This Week In Security: Scamming The FBI, In The Wild, And AI Security

If you’re part of a government alphabet agency, particularly running a program to share information to fight cybercrime, make sure to properly verify the identity of new members before admission. Oh, and make sure the API is rate-limited so a malicious member can’t scrape the entire user database and sell it on a dark web forum.

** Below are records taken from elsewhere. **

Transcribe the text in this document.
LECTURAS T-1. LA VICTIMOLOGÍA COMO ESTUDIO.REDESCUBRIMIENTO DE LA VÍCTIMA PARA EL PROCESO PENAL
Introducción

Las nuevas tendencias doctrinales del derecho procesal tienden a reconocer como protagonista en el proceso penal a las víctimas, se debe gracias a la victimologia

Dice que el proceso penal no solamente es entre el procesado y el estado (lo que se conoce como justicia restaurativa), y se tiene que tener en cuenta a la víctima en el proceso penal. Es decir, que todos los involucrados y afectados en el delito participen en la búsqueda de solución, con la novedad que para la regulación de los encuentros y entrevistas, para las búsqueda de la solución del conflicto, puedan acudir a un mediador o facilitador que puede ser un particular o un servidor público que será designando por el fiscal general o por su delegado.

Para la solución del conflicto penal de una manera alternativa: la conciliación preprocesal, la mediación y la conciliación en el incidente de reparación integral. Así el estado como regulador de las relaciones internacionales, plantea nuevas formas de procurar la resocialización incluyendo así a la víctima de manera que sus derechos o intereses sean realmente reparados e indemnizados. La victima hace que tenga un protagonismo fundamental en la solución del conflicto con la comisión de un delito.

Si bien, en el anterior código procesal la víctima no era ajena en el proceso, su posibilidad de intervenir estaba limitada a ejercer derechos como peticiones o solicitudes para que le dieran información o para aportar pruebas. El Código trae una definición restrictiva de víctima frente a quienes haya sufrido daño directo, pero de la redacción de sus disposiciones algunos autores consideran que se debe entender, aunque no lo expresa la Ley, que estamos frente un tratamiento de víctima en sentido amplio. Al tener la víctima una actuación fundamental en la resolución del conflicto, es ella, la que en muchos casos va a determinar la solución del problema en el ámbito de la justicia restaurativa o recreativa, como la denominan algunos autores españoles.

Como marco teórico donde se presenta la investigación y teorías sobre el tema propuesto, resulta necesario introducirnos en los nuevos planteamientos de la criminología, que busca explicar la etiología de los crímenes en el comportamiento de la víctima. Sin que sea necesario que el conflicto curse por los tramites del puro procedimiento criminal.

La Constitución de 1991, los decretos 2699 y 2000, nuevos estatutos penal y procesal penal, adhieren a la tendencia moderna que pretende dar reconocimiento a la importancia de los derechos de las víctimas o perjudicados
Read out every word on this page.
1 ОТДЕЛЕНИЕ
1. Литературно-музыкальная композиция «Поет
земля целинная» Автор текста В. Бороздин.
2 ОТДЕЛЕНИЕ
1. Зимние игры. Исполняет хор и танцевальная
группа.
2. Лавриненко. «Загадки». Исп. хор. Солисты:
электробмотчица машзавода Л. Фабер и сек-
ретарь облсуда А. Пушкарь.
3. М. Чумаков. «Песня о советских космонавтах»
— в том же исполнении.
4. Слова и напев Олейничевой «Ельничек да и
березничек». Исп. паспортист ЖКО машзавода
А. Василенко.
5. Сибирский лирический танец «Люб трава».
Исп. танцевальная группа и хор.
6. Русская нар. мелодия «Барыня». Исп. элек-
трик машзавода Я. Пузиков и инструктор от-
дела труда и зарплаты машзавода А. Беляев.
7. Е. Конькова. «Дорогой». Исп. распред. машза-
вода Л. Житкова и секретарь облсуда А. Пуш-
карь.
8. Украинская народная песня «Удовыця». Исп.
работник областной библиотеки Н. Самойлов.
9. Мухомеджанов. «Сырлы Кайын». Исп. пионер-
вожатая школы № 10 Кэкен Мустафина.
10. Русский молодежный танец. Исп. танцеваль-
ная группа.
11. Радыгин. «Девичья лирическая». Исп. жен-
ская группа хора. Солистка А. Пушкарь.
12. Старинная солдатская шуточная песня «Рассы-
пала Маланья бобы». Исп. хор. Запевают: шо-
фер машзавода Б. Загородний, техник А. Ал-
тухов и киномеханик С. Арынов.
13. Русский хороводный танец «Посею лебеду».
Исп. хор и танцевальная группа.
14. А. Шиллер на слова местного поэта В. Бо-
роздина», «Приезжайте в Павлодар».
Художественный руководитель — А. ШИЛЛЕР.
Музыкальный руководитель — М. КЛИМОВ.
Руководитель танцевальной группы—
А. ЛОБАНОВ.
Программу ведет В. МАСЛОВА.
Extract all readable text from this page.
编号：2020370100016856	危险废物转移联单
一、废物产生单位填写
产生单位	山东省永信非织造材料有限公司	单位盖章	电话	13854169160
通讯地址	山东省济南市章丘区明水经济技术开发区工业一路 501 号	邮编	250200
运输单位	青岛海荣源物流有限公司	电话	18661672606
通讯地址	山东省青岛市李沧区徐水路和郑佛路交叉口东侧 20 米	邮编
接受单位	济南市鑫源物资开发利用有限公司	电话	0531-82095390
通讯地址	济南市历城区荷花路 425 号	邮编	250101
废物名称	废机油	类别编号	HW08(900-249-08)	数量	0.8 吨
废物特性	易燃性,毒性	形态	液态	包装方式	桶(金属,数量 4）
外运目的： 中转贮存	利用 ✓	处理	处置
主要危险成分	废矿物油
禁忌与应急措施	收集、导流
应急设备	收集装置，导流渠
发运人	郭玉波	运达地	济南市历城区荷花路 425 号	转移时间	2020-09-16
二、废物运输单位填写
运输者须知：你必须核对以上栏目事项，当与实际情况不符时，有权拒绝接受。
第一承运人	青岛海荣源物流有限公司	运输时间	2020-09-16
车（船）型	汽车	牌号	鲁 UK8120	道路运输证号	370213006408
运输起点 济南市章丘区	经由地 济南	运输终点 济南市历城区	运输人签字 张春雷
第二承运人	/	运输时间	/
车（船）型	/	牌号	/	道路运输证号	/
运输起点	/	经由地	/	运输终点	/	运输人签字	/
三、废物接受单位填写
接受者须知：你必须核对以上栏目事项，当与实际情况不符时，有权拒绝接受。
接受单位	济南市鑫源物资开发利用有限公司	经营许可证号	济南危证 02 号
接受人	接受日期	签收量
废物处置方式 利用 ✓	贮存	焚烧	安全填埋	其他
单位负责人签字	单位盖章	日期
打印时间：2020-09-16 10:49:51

Putting snark aside, this is exactly what has happened to the FBI’s InfraGuard program. A clever user applied to the program using a CEO’s name and phone number, and a convincing-looking email address. The program administrators didn’t do much due diligence, and approved the application. Awkward.

BSD Ping

First off, the good folks at FreeBSD have published some errata about the ping problem we talked about last week. First off, note that while ping does elevate to root privileges via setuid, those privileges are dropped before any data handling occurs. And ping on FreeBSD runs inside a Capsicum sandbox, a huge obstacle to system compromise from within ping. And finally, further examination of the bug in a real-world context casts doubt on the idea that Remote Code Execution (RCE) is actually possible due to stack layouts.

If someone messes up somewhere, go look if you messed up in the same or similar way somewhere else.

Sage advice from [Florian Obser], OpenBSD developer. So seeing the ping problem in FreeBSD, he set about checking the OpenBSD ping implementation for identical or similar problems. The vulnerable code isn’t shared between the versions, so he reached for afl++, a fuzzing tool with an impressive list of finds. Connect afl++ to the function in ping that handles incoming data, and see what shakes out. The conclusion? No crashes found in this particular effort, but several hangs were identified and fixed. And that is a win.

Citrix In The Wild

A vulnerability in the Citrix ADC (Application Delivery Controller), a load balancer for complex web applications, is being actively exploited. This one prompted the NSA to issue a PDF advisory, laying blame for the attacks at the feet of APT5, thought to be an Iranian actor.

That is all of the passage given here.